16th
I like having random friends
on Facebook. I hate it when people complain how they have hundreds of friend requests from people they don’t know. What’s the deal? I know some celebrities who managed to approve 5000 friends (max Facebook number) without complaining. So why should anyone?
For me, it’s a form of support, a form for people to say “We’re here and we think you’re fantastic!” “But they’re not real friends!” Of course, nobody from Facebook are real friends. They don’t add you thinking you can be close and personal friends. Not everyone is such a vain naive idiot, you know.
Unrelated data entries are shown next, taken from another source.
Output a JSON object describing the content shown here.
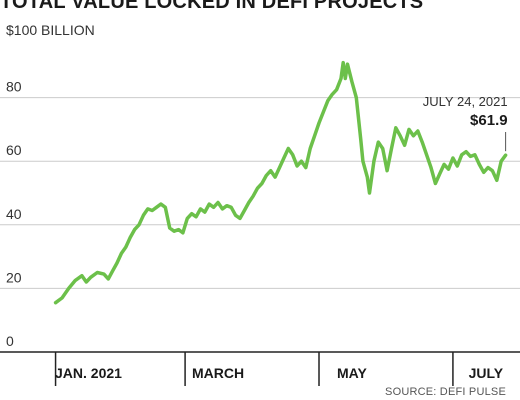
{
  "title": "TOTAL VALUE LOCKED IN DEFI PROJECTS",
  "source": "SOURCE: DEFI PULSE",
  "colors": {
    "line": "#6cc04a",
    "grid": "#cccccc",
    "axis": "#222222",
    "text": "#333333"
  },
  "chart_data": {
    "type": "line",
    "title": "TOTAL VALUE LOCKED IN DEFI PROJECTS",
    "ylabel": "$100 BILLION",
    "ylim": [
      0,
      100
    ],
    "yticks": [
      0,
      20,
      40,
      60,
      80
    ],
    "xlim": [
      "2020-12-23",
      "2021-07-26"
    ],
    "xticks": [
      {
        "date": "2020-12-31",
        "label": ""
      },
      {
        "date": "2021-01-15",
        "label": "JAN. 2021"
      },
      {
        "date": "2021-02-28",
        "label": ""
      },
      {
        "date": "2021-03-15",
        "label": "MARCH"
      },
      {
        "date": "2021-04-30",
        "label": ""
      },
      {
        "date": "2021-05-15",
        "label": "MAY"
      },
      {
        "date": "2021-06-30",
        "label": ""
      },
      {
        "date": "2021-07-15",
        "label": "JULY"
      }
    ],
    "grid": true,
    "annotation": {
      "date": "2021-07-24",
      "label": "JULY 24, 2021",
      "value_label": "$61.9",
      "value": 61.9
    },
    "series": [
      {
        "points": [
          [
            "2020-12-31",
            15.5
          ],
          [
            "2021-01-03",
            17.0
          ],
          [
            "2021-01-06",
            20.0
          ],
          [
            "2021-01-09",
            22.5
          ],
          [
            "2021-01-12",
            24.0
          ],
          [
            "2021-01-14",
            22.0
          ],
          [
            "2021-01-16",
            23.5
          ],
          [
            "2021-01-19",
            25.0
          ],
          [
            "2021-01-22",
            24.5
          ],
          [
            "2021-01-24",
            23.0
          ],
          [
            "2021-01-26",
            25.5
          ],
          [
            "2021-01-28",
            28.0
          ],
          [
            "2021-01-30",
            31.0
          ],
          [
            "2021-02-01",
            33.0
          ],
          [
            "2021-02-03",
            36.0
          ],
          [
            "2021-02-05",
            38.5
          ],
          [
            "2021-02-07",
            40.0
          ],
          [
            "2021-02-09",
            43.0
          ],
          [
            "2021-02-11",
            45.0
          ],
          [
            "2021-02-13",
            44.5
          ],
          [
            "2021-02-15",
            45.5
          ],
          [
            "2021-02-17",
            46.5
          ],
          [
            "2021-02-19",
            45.5
          ],
          [
            "2021-02-21",
            39.0
          ],
          [
            "2021-02-23",
            38.0
          ],
          [
            "2021-02-25",
            38.5
          ],
          [
            "2021-02-27",
            37.5
          ],
          [
            "2021-03-01",
            42.0
          ],
          [
            "2021-03-03",
            43.5
          ],
          [
            "2021-03-05",
            42.5
          ],
          [
            "2021-03-07",
            45.0
          ],
          [
            "2021-03-09",
            44.0
          ],
          [
            "2021-03-11",
            46.5
          ],
          [
            "2021-03-13",
            45.5
          ],
          [
            "2021-03-15",
            47.0
          ],
          [
            "2021-03-17",
            45.0
          ],
          [
            "2021-03-19",
            46.0
          ],
          [
            "2021-03-21",
            45.5
          ],
          [
            "2021-03-23",
            43.0
          ],
          [
            "2021-03-25",
            42.0
          ],
          [
            "2021-03-27",
            44.5
          ],
          [
            "2021-03-29",
            47.0
          ],
          [
            "2021-03-31",
            49.0
          ],
          [
            "2021-04-02",
            51.5
          ],
          [
            "2021-04-04",
            53.0
          ],
          [
            "2021-04-06",
            55.5
          ],
          [
            "2021-04-08",
            57.0
          ],
          [
            "2021-04-10",
            55.0
          ],
          [
            "2021-04-12",
            58.0
          ],
          [
            "2021-04-14",
            61.0
          ],
          [
            "2021-04-16",
            64.0
          ],
          [
            "2021-04-18",
            62.0
          ],
          [
            "2021-04-20",
            58.5
          ],
          [
            "2021-04-22",
            60.0
          ],
          [
            "2021-04-24",
            58.0
          ],
          [
            "2021-04-26",
            64.0
          ],
          [
            "2021-04-28",
            68.0
          ],
          [
            "2021-04-30",
            72.0
          ],
          [
            "2021-05-02",
            75.5
          ],
          [
            "2021-05-04",
            79.0
          ],
          [
            "2021-05-06",
            81.0
          ],
          [
            "2021-05-08",
            82.5
          ],
          [
            "2021-05-10",
            86.0
          ],
          [
            "2021-05-11",
            91.0
          ],
          [
            "2021-05-12",
            86.0
          ],
          [
            "2021-05-13",
            90.5
          ],
          [
            "2021-05-15",
            85.0
          ],
          [
            "2021-05-17",
            80.0
          ],
          [
            "2021-05-19",
            67.0
          ],
          [
            "2021-05-20",
            60.0
          ],
          [
            "2021-05-22",
            55.0
          ],
          [
            "2021-05-23",
            50.0
          ],
          [
            "2021-05-25",
            60.0
          ],
          [
            "2021-05-27",
            66.0
          ],
          [
            "2021-05-29",
            64.0
          ],
          [
            "2021-05-31",
            57.0
          ],
          [
            "2021-06-02",
            64.0
          ],
          [
            "2021-06-04",
            70.5
          ],
          [
            "2021-06-06",
            68.0
          ],
          [
            "2021-06-08",
            65.0
          ],
          [
            "2021-06-10",
            70.0
          ],
          [
            "2021-06-12",
            68.0
          ],
          [
            "2021-06-14",
            69.5
          ],
          [
            "2021-06-16",
            66.0
          ],
          [
            "2021-06-18",
            62.0
          ],
          [
            "2021-06-20",
            58.0
          ],
          [
            "2021-06-22",
            53.0
          ],
          [
            "2021-06-24",
            56.0
          ],
          [
            "2021-06-26",
            59.0
          ],
          [
            "2021-06-28",
            57.5
          ],
          [
            "2021-06-30",
            61.0
          ],
          [
            "2021-07-02",
            58.5
          ],
          [
            "2021-07-04",
            62.0
          ],
          [
            "2021-07-06",
            63.0
          ],
          [
            "2021-07-08",
            61.5
          ],
          [
            "2021-07-10",
            62.0
          ],
          [
            "2021-07-12",
            59.0
          ],
          [
            "2021-07-14",
            56.5
          ],
          [
            "2021-07-16",
            58.0
          ],
          [
            "2021-07-18",
            57.0
          ],
          [
            "2021-07-20",
            54.0
          ],
          [
            "2021-07-22",
            60.0
          ],
          [
            "2021-07-24",
            61.9
          ]
        ]
      }
    ]
  }
}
I consider some Facebook friends closer than others, though we’ve never met. I feel distant with others, though we’ve met IRL. And I seriously hate some of them, at times. But in the end, it just doesn’t matter. So why should having random friends matter?
I occasionally add random people and be added by random people, mostly due to our blogging activities. And I love it. I love the dynamics of Web 2.0, following lives of random strangers and fantastic writers, artists, and essayists alike, be motivated by each other’s works and lives. That’s the true meaning of Web 2.0.
I only reject people when they have no info of who they are, and I delete people when they give me too much app invites or overshare too much immature rants and no useful content at all and we never chat. I don’t care, really. As a good Marxist, I am aware that I have a purely materialistic (informationistic?) view with my friends.
Adding friends is more like the new RSS for me, a way to follow works — writings, photos, art, etc. — rather than people, and often in a way more motivating. Facebook is not a social utility that connects you with friends. Facebook is an individual utility that makes you feel vaguely social without having to actually be one — and increasingly more informatively, content-richly so. And as a proud misanthropic posthumanist, I mean this in a good way.
I still believe that this kind of content-value usage will be the dominant one as things progress.